Source : OMS (64), http://www.who.int/fr/ Autres marqueurs de santé

La densité mammaire en mammographie est significativement associée au risque de cancer du sein. Sur une image du sein à la mammographie, les rayons X passent facilement à travers le tissu adipeux, qui apparaît en foncé ; par contre, les tissus épithéliaux et conjonctifs sont plus denses et apparaissent en blanc sur l’image aux rayons X (figure 7). Des études ont montré que les femmes avec une densité mammaire élevée ont 3 à 4 fois plus de risque de cancer du sein que les femmes dont les seins sont presque entièrement constitués de tissu adipeux (65;66). La densité mammaire reflète le nombre de cellules mammaires épithéliales à risque de transformation cancéreuse et leur degré de prolifération, qui augmente les chances de mutations de l’ADN menant à la transformation cancéreuse. Elle reflète également le nombre et le degré de prolifération des cellules stromales entourant les cellules épithéliales, qui jouent un rôle majeur dans l’évolution du cancer en permettant l’invasion et la dissémination des cellules cancéreuses (1). La densité mammaire diminue avec l’âge et serait plus élevée chez les femmes n’ayant pas eu d’enfants, ayant fait une première grossesse tardive et ayant une consommation d’alcool ou un IMC élevés en

postménopause. Il semble cependant que les variations inter-individuelles de la densité mammaire s’expliquent en grande partie par des facteurs génétiques (67).

Figure 7 : Représentation de mammographies pour des seins de densité faible (gauche) à élevée (droite). Source : http://www.cbcf.org (site consulté le 23/07/2014)

Un antécédent de maladie bénigne du sein (appelée également mastopathie bénigne) augmente le risque de cancer du sein. Cependant, celui-ci est modulé selon le type de maladie bénigne, le caractère prolifératif de la maladie et l’existence d’antécédents familiaux (68;69). Les maladies bénignes du sein sont usuellement classées en trois catégories : les lésions non prolifératives, les lésions prolifératives sans atypie* et les lésions prolifératives avec atypie.

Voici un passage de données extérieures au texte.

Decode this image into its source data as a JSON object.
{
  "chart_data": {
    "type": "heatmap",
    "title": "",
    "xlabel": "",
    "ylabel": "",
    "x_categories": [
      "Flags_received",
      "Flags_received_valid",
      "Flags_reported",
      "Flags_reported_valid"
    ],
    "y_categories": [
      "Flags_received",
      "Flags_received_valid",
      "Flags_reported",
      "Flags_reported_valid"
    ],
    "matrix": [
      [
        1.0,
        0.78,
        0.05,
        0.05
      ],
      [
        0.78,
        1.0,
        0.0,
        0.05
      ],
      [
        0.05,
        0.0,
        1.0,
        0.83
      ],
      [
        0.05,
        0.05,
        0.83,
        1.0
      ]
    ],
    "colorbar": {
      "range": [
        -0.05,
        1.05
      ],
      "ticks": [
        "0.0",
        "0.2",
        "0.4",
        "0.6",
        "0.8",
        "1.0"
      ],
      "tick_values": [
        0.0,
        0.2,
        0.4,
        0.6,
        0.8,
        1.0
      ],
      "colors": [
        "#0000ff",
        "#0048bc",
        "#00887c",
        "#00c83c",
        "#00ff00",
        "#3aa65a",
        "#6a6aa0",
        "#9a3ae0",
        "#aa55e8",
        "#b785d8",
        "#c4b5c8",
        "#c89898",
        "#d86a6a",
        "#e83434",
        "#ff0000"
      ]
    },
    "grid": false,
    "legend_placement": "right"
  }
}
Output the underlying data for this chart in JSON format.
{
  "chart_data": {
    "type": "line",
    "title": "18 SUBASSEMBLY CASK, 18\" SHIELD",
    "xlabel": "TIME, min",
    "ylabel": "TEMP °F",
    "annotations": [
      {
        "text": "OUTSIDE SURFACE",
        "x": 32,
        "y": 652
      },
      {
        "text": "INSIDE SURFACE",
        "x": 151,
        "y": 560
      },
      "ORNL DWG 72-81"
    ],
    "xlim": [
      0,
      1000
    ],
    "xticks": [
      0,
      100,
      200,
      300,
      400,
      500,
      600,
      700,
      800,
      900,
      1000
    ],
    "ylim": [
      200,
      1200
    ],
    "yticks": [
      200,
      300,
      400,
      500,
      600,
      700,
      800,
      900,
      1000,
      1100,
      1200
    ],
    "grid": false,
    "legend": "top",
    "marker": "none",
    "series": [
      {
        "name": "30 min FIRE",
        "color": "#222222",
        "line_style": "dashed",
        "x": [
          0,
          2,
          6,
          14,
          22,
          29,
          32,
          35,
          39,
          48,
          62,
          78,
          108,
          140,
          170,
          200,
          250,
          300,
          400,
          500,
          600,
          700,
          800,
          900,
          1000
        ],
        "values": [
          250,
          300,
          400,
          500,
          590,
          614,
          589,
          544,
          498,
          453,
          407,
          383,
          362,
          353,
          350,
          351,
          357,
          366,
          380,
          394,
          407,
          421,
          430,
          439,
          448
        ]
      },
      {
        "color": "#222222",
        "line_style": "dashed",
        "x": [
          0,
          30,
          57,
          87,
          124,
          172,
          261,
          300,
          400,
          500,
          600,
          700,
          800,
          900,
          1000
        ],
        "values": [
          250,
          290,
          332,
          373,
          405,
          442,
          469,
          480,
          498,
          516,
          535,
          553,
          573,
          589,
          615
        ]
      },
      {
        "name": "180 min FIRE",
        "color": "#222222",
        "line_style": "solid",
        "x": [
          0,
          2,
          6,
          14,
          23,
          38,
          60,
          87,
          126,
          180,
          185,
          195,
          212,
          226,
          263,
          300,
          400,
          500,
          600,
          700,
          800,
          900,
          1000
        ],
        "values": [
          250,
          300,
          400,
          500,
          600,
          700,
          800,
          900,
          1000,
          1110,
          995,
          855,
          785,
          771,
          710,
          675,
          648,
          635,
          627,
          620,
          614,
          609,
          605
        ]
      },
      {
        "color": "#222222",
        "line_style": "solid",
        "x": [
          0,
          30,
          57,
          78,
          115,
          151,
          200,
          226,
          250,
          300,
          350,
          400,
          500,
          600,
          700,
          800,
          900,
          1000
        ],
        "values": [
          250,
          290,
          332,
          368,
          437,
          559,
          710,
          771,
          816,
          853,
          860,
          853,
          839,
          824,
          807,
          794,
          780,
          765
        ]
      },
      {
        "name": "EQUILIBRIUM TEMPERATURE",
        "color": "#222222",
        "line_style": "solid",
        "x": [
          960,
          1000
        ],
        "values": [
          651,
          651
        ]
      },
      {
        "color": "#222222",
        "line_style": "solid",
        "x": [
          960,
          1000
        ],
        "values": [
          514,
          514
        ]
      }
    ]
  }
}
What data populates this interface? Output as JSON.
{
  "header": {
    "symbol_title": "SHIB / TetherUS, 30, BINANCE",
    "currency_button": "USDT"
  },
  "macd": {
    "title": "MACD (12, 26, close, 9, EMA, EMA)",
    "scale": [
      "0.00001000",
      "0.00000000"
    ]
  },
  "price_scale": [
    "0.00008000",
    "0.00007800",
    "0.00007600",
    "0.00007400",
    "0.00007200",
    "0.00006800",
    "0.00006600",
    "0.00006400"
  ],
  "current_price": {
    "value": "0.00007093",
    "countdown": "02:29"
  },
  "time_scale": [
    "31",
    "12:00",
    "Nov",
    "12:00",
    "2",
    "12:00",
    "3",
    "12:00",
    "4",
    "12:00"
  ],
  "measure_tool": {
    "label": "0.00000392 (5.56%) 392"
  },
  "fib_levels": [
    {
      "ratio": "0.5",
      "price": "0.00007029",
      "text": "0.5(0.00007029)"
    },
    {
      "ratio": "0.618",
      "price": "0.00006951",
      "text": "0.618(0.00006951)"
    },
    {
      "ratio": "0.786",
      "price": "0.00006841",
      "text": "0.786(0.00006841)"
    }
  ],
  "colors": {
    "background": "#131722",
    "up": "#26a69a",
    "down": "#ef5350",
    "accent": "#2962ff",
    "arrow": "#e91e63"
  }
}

Les lésions non prolifératives et prolifératives sans atypie sont associées à un faible sur-risque de cancer du sein, tandis que les lésions prolifératives avec atypie multiplient le risque environ par 4 (70;71).

Enfin, il y aurait une association entre le diabète* et le risque de cancer du sein. Les femmes diabétiques auraient un risque de 16 à 20 % plus élevé que les femmes non-diabétiques. L’association semblerait plus claire en ce qui concerne le diabète de type II* que de type I* (72;73) et plus marquée après la ménopause (74;75).